In March 2017, Machado used $8,000 of her savings to pay a smuggling network that promised a short journey to the United States. But arriving that April in Tamaulipas, the northern Mexican state where drug gangs had entered the human-trafficking business, it didn't matter that Machado had paid all that cash weeks before. The smugglers said she would have to wait to cross the border until they were ready.

After months in captivity, the smugglers helped Machado cross the border on July 4, 2017.

Two family members picked her up in Texas and drove all night to Arkansas. Shortly before sunrise, she opened the door to the bedroom where her children were sleeping and woke them up with hugs.

In March this year, she and the children moved in with her fiance, Tony, whom her youngest son had started calling Dad. But she still lived a life in the shadows. Machado didn't have an ID or a job. On the rare occasions she drove, she scanned the rearview mirror for police.
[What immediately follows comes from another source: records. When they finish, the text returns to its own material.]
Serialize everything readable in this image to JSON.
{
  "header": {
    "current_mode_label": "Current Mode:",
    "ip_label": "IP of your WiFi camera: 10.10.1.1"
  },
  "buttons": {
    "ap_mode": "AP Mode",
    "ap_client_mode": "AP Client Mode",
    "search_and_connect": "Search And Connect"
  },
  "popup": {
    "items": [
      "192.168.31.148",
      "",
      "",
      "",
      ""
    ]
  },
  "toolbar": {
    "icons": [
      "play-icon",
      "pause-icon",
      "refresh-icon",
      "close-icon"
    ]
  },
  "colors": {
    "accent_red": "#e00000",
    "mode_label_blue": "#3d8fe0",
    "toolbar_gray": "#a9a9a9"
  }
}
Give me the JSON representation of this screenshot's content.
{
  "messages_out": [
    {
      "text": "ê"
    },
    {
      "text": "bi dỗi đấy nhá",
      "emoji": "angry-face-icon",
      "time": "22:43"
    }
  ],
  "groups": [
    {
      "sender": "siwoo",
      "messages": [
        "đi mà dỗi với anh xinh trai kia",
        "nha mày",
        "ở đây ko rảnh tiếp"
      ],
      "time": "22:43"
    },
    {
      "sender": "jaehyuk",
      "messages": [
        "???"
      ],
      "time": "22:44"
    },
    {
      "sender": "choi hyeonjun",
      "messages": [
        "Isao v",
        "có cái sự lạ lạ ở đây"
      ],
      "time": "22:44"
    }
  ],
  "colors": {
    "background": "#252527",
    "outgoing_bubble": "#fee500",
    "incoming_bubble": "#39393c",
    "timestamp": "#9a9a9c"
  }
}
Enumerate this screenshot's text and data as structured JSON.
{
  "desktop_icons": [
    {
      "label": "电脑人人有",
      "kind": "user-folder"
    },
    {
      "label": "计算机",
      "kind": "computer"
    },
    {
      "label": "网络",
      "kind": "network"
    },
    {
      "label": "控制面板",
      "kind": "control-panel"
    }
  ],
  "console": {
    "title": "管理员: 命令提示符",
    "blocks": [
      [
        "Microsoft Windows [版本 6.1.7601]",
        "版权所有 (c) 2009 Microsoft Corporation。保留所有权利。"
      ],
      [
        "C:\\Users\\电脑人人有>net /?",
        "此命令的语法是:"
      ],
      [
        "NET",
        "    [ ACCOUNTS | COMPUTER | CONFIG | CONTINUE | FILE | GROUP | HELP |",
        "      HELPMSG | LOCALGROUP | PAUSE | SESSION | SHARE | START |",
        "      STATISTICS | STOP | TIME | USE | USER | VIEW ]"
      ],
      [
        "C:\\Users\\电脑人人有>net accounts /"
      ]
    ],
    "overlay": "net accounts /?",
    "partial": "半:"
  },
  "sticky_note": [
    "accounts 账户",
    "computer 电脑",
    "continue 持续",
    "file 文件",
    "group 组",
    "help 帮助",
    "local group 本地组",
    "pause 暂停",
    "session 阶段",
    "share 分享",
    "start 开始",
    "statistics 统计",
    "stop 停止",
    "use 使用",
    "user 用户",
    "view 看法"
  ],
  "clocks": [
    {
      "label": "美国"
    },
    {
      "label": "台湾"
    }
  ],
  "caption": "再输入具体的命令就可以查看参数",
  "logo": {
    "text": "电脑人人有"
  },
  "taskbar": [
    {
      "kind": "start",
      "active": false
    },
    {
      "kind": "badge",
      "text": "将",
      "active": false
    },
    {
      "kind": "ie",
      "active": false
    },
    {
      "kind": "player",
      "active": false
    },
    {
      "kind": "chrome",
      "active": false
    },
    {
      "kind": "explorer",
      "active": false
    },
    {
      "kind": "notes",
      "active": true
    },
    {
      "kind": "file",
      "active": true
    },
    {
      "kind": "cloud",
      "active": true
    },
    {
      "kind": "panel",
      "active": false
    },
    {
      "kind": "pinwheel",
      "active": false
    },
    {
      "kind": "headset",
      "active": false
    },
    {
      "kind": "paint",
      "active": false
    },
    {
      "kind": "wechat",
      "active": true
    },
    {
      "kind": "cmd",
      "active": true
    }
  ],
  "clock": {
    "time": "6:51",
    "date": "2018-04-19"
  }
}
On a hot afternoon in May, she took the risk of picking up her daughter, who had just completed fifth grade. At a roundabout, the car in front of her stopped suddenly. Machado didn't.

The woman's Mercedes was not badly damaged, and Machado offered to pay on the spot for repairs. But the driver was angry and called the police.

Machado panicked. She phoned her best friend, who urged her to flee. That would be wrong, Machado said.

"OK," her friend said. "When the police come, give them my name instead of yours."

That's what Machado did, but the officer became suspicious.

When he threatened to call a fingerprint expert, Machado told him her real name.

The officer charged her with a felony for obstruction of government operations. The charge was eventually dropped, but by then Machado had been flagged by the Immigration and Customs Enforcement agency, and she was again taken into immigration custody.

Only this time, she would be charged with a more serious crime.

The Washington County jail in Fayetteville is a cluster of buildings in a suburban office park. Machado has been there for months, living alongside women charged with federal crimes that include drug trafficking and murder.

After the Sept. 11, 2001, terrorist attacks, the U.S. government stepped up criminal prosecution of people illegally in the country, reversing its longtime practice of treating immigration offenses as civil matters. Machado is one of thousands of people who have been charged this year with the felony crime of re-entering the U.S. after a previous deportation.

Her court-appointed attorney has asked Arkansas Gov. Asa Hutchinson, a Republican whose was endorsed for re-election by President Donald Trump, to pardon Machado for the check forgery, in hopes of eliminating the rationale for deporting her. A grass-roots campaign also has taken up Machado's cause, recently holding a rally outside the Arkansas prison where activists chanted "Free Mama Mayra!"

If those efforts fail, Machado faces up to two years in prison -- followed by a second deportation.

The idea of remaining behind bars pains her, but it is less scary than the idea of being immediately deported again. "At least I'll be safe in prison," she said.